他生得英俊又有气质,温柔地逗孩子的样子一定别有一番意趣…
理智告诉她,为了这种原因生孩子,她肯定是疯了。但令人无奈的是,爱情这种事本就是荷尔蒙上涌导致的,理智思维想打过荷尔蒙引起的生理反应,许多时候没那么简单。
况且,这一关早晚也是要过的。他早已提过,她也早已琢磨过,一直拖着没什么意义,不如早一点体验一下人类最原始的欲望(…)?
于是,经过又几日的思想斗争后,在沈晰不知道第多少次再度来跟她单纯睡觉觉时,她蒙在被子里,脸色通红地翻过身,用手环住了他的腰。
他在被子外低眼瞧瞧,拍了拍她的手:“怎么了?”她每一次一往被子里钻,就是有小情绪!

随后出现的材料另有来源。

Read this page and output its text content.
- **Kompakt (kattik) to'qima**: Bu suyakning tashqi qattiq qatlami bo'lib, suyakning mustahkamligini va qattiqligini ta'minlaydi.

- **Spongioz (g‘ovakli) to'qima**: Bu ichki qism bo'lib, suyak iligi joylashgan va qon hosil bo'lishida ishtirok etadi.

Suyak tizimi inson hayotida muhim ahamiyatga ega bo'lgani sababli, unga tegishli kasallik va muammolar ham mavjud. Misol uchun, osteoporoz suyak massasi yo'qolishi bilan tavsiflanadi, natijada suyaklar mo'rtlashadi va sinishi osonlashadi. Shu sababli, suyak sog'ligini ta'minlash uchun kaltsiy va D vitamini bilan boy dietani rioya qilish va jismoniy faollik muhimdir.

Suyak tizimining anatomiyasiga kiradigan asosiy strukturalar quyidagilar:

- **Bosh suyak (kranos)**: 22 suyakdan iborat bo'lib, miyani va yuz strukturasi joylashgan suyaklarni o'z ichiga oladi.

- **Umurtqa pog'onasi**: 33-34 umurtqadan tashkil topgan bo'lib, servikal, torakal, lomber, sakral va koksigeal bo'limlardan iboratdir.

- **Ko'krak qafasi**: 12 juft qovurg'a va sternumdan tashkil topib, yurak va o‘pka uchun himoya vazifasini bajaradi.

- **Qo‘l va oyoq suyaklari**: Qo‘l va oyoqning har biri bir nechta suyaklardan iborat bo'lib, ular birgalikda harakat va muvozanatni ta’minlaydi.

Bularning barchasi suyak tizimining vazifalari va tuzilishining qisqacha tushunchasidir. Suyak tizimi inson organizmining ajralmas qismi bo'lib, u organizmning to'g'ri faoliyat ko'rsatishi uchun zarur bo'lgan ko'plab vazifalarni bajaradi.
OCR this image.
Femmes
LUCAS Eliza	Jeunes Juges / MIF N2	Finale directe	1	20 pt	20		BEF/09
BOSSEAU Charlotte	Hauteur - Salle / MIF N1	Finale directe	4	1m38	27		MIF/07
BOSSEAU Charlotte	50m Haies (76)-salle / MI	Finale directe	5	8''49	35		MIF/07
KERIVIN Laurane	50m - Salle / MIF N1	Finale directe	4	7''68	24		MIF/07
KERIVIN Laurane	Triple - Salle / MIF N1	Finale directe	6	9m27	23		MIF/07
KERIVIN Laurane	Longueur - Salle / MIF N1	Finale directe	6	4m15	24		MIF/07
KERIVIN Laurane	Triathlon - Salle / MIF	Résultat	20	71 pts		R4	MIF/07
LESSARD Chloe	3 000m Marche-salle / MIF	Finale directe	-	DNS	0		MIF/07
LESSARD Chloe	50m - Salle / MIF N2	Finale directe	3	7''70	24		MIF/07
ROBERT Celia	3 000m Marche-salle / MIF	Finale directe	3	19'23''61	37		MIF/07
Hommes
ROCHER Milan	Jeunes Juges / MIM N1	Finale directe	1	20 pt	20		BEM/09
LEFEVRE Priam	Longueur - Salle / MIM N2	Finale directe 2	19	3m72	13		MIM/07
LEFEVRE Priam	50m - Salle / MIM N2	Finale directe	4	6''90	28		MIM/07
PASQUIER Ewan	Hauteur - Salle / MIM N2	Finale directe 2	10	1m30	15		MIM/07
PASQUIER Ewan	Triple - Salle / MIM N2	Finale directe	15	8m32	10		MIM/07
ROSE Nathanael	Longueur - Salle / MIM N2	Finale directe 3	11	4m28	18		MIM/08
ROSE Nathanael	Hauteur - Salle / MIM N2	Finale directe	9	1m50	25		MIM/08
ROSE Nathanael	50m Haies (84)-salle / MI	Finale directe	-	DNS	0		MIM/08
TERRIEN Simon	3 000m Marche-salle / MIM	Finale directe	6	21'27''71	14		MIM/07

“那个…”她在被中深呼吸,又闭上眼,“我准备好了!”
“?”沈晰一怔,一时没懂她的意思。接着却见她从被子里探出头来,剪水双眸有点微弱的轻颤:“我准备好侍寝了!”
“…”他讶然。
这好像不值得意外,因为只是迟一点早一点的事。可他又意外极了,可能是因为她说得太直白?
然后,在她全心全意地准备好要开始一场没羞没臊干柴烈火的时候,沈晰突然滚下了床,踩上鞋就往外跑。
“?”楚怡懵然,“你去哪儿?”
“去沐浴!”他头也不回地喊道,局促间好悬没一头撞在屏风上。
…不是刚洗过吗?
楚怡想这么问,但他已经跑出卧房了,没给她机会。
待得他跑出了房间,自己也反应过来了,他不是刚洗完上床躺着吗?
他竟然紧张成这样?
他自己都不懂这是在紧张个什么劲!
夜幕之下,沈晰尴尬地抬头看了看清白的月色。
脑海中闪过了一句暧昧的“月上柳梢头,人约黄昏后”。
太没正经了!
他猛力摇摇头,接着却又想到另一句:
“月破黄昏,帘里余香马上闻。徘徊不语,今夜梦魂何处去。”
…这已经算地道的艳诗了!
他和大多数男人一样,在对床笫之欢半懂不懂的时候,偷看过父母不让看的书。
但他那时若知道这些内容会在有朝一日搞得他自己这样难为情,他一定不会看了!